Is the premise particularly compelling? No. Is the writing good? Not really. Most of the jokes land with all the skill of a cocaine-fueled elephant swan diving into an empty pool, and even for a comedy, with all the grace extended in exchange for laughs, the dialogue sometimes has about as much charm as gargling broken glass.
There is an enormous waste of talent. For some odd reason, Patton Oswalt is cast but never gets to be funny, which is a minor crime in itself. Guy Fieri, internet saint by acclamation, tries his best to be charming but the writers have given him nothing to work with. Even the magnificent Billy Porter barely manages to salvage his scenes, delivering arguably the best part of the movie.
The narrative, huffing and panting, jogs from scene to scene, hoping to find storytelling resurgence and never quite getting there.
At one point, in desperation, the viewer must stare into an abyss of cringe as Lou gives Tom Brady the pep talk that inspires his comeback in the fourth quarter, which appears to be written by someone who isn’t sure if they want the audience to laugh or cry, and so, they settle on torturing us with schmaltz.
None of these critiques matter. None of them. Here are four big reasons: Lily Tomlin, Jane Fonda, Rita Moreno, and Sally Field.
I love these women. I worship these women. I aspire to be these women. And when these women are involved in any project, I know I’m going to have a fun time.
Fonda’s Trish writes Patriots fan erotica (“Between a Gronk and a Hard Place”). Tomlin’s Lou can deadpan her way through the most atrocious scriptwriting and emerge unscathed. Watching Moreno’s Maura tripping balls on edibles is worth the price of admission alone. And no one has ever made a spicy chicken wing eating contest more charming than Field’s Betty.
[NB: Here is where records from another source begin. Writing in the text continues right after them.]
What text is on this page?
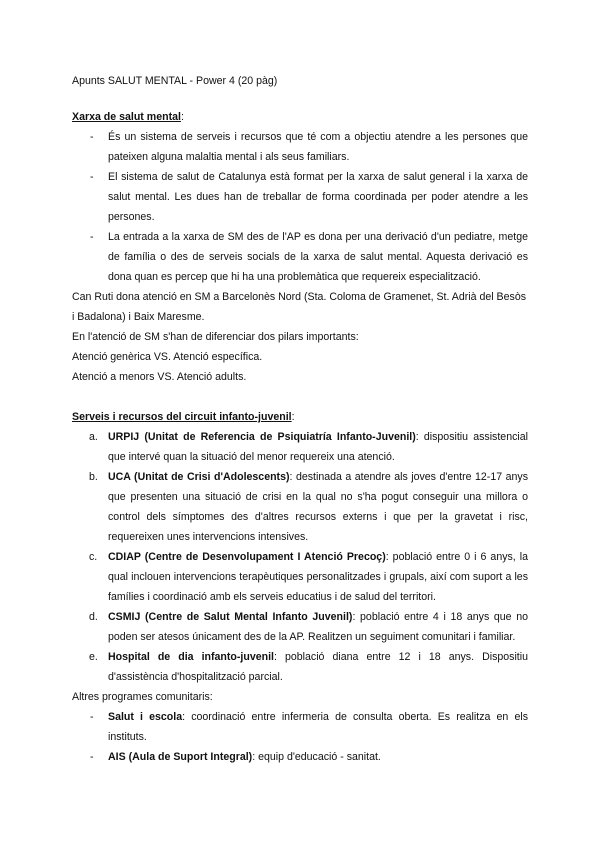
Apunts SALUT MENTAL - Power 4 (20 pàg)

Xarxa de salut mental:

- És un sistema de serveis i recursos que té com a objectiu atendre a les persones que pateixen alguna malaltia mental i als seus familiars.
- El sistema de salut de Catalunya està format per la xarxa de salut general i la xarxa de salut mental. Les dues han de treballar de forma coordinada per poder atendre a les persones.
- La entrada a la xarxa de SM des de l'AP es dona per una derivació d'un pediatre, metge de família o des de serveis socials de la xarxa de salut mental. Aquesta derivació es dona quan es percep que hi ha una problemàtica que requereix especialització.

Can Ruti dona atenció en SM a Barcelonès Nord (Sta. Coloma de Gramenet, St. Adrià del Besòs i Badalona) i Baix Maresme.

En l'atenció de SM s'han de diferenciar dos pilars importants:

Atenció genèrica VS. Atenció específica.

Atenció a menors VS. Atenció adults.

Serveis i recursos del circuit infanto-juvenil:

a. URPIJ (Unitat de Referencia de Psiquiatría Infanto-Juvenil): dispositiu assistencial que intervé quan la situació del menor requereix una atenció.
b. UCA (Unitat de Crisi d'Adolescents): destinada a atendre als joves d'entre 12-17 anys que presenten una situació de crisi en la qual no s'ha pogut conseguir una millora o control dels símptomes des d'altres recursos externs i que per la gravetat i risc, requereixen unes intervencions intensives.
c. CDIAP (Centre de Desenvolupament I Atenció Precoç): població entre 0 i 6 anys, la qual inclouen intervencions terapèutiques personalitzades i grupals, així com suport a les famílies i coordinació amb els serveis educatius i de salud del territori.
d. CSMIJ (Centre de Salut Mental Infanto Juvenil): població entre 4 i 18 anys que no poden ser atesos únicament des de la AP. Realitzen un seguiment comunitari i familiar.
e. Hospital de dia infanto-juvenil: població diana entre 12 i 18 anys. Dispositiu d'assistència d'hospitalització parcial.

Altres programes comunitaris:

- Salut i escola: coordinació entre infermeria de consulta oberta. Es realitza en els instituts.
- AIS (Aula de Suport Integral): equip d'educació - sanitat.
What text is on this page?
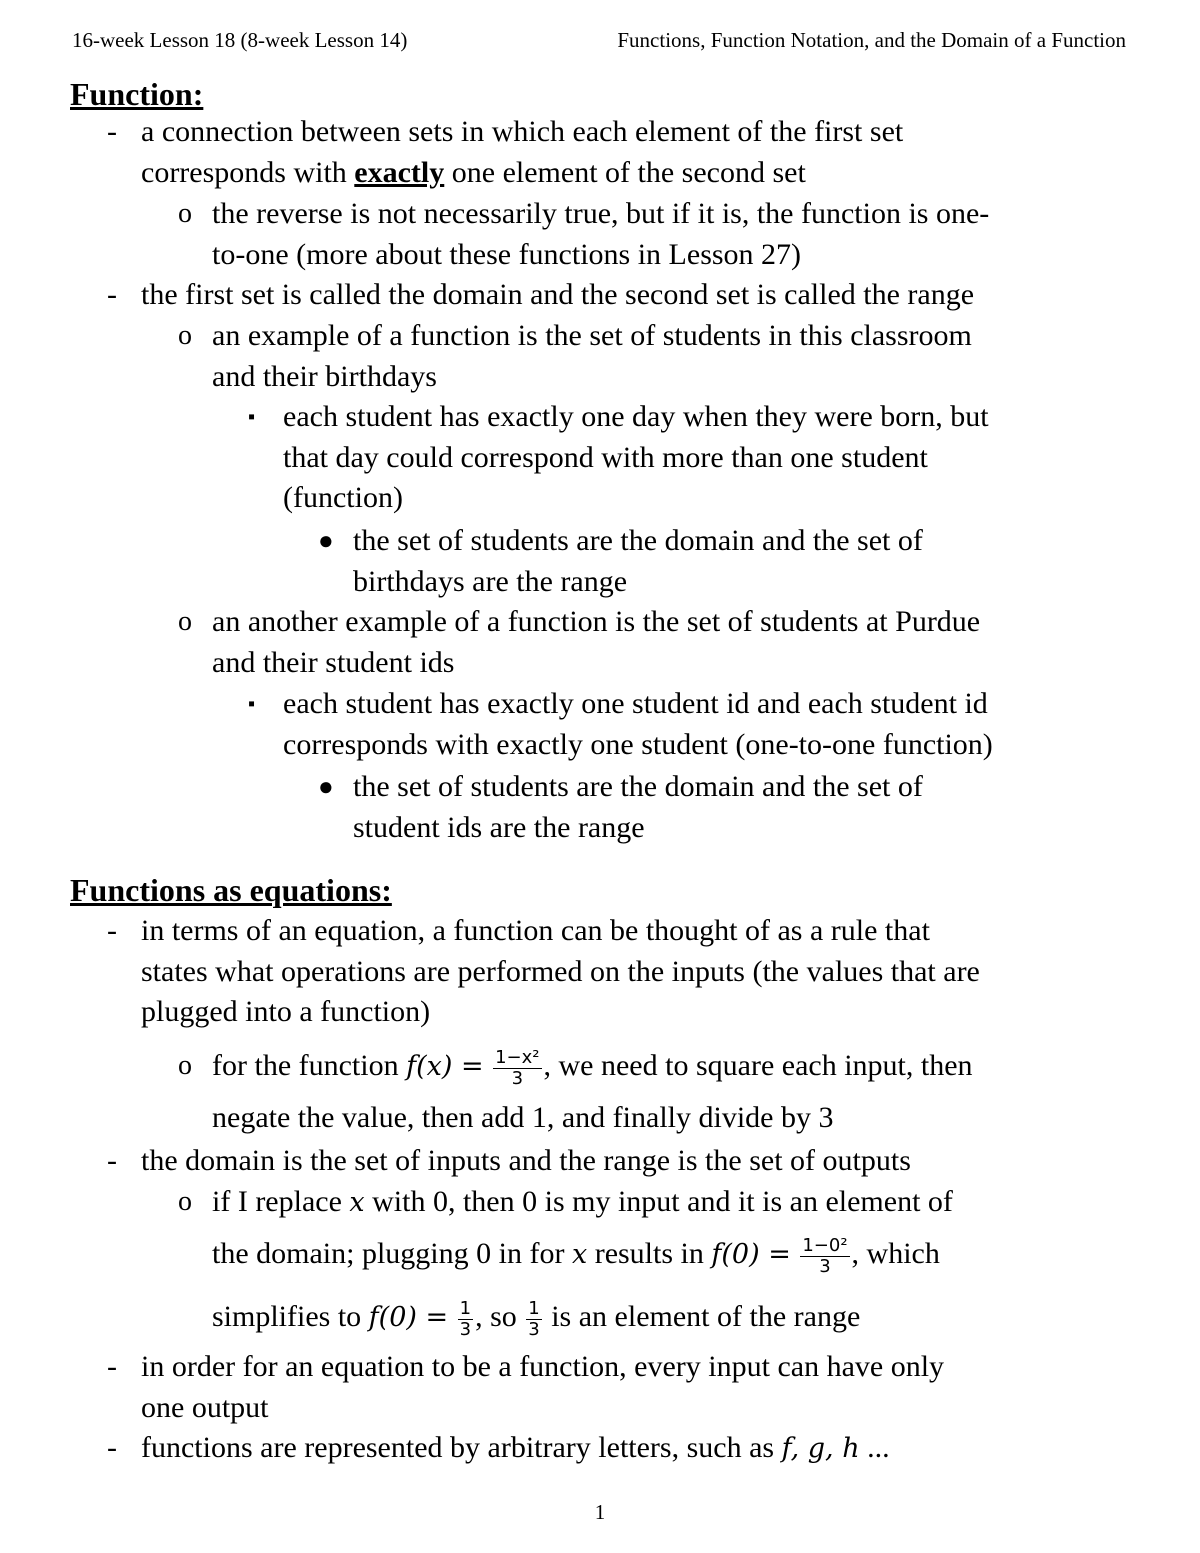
16-week Lesson 18 (8-week Lesson 14)	Functions, Function Notation, and the Domain of a Function
Function:
- a connection between sets in which each element of the first set
corresponds with exactly one element of the second set
o the reverse is not necessarily true, but if it is, the function is one-
to-one (more about these functions in Lesson 27)
- the first set is called the domain and the second set is called the range
o an example of a function is the set of students in this classroom
and their birthdays
▪ each student has exactly one day when they were born, but
that day could correspond with more than one student
(function)
● the set of students are the domain and the set of
birthdays are the range
o an another example of a function is the set of students at Purdue
and their student ids
▪ each student has exactly one student id and each student id
corresponds with exactly one student (one-to-one function)
● the set of students are the domain and the set of
student ids are the range
Functions as equations:
- in terms of an equation, a function can be thought of as a rule that
states what operations are performed on the inputs (the values that are
plugged into a function)
o for the function $f(x) = \frac{\text{1−x²}}{3}$ , we need to square each input, then
negate the value, then add 1, and finally divide by 3
- the domain is the set of inputs and the range is the set of outputs
o if I replace x with 0, then 0 is my input and it is an element of
the domain; plugging 0 in for x results in $f(0) = \frac{\text{1−0²}}{3}$ , which
simplifies to $f(0) = \frac{1}{3}$ , so $\frac{1}{3}$ is an element of the range
- in order for an equation to be a function, every input can have only
one output
- functions are represented by arbitrary letters, such as f, g, h ...
1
This movie should not work. It’s ridiculous. It’s terribly made. But it does work because of the goodwill earned by these four women — all universally beloved in their own right — and the chemistry between them that makes every poorly written scene crackle with warmth.
It makes me wonder what other preposterous movies I would pay to sit through if they were involved. Maybe the next project can be about the fab foursome navigating the New York City sewer system or a documentary about the Internal Revenue Service. It doesn’t matter. I would run through a brick wall for any of these women, and so, on balance, sitting through a terrible movie isn’t asking much.
The producers know this, of course. It’s no accident that the marketing appears to be partially targeted at the LGBTQ community. They know we’ll show up for our de facto saints, and all four of these women have long been enshrined in the “Queer Icon Hall-of-Fame.” Had they managed to cast Dolly Parton, too, I guarantee this would be among the highest-grossing box office smashes of the year.
And that’s probably the biggest takeaway of 80 for Brady — a studio can make a terrible flick with mediocre writing about a widely-despised sports star, and as long as these four women are starring in it and having fun, even the most garish flaws can be overlooked.
Say what you will about Tom Brady (and say it loudly), but I found myself walking out of the theater with a smile on my face, feeling the opposite of deflated.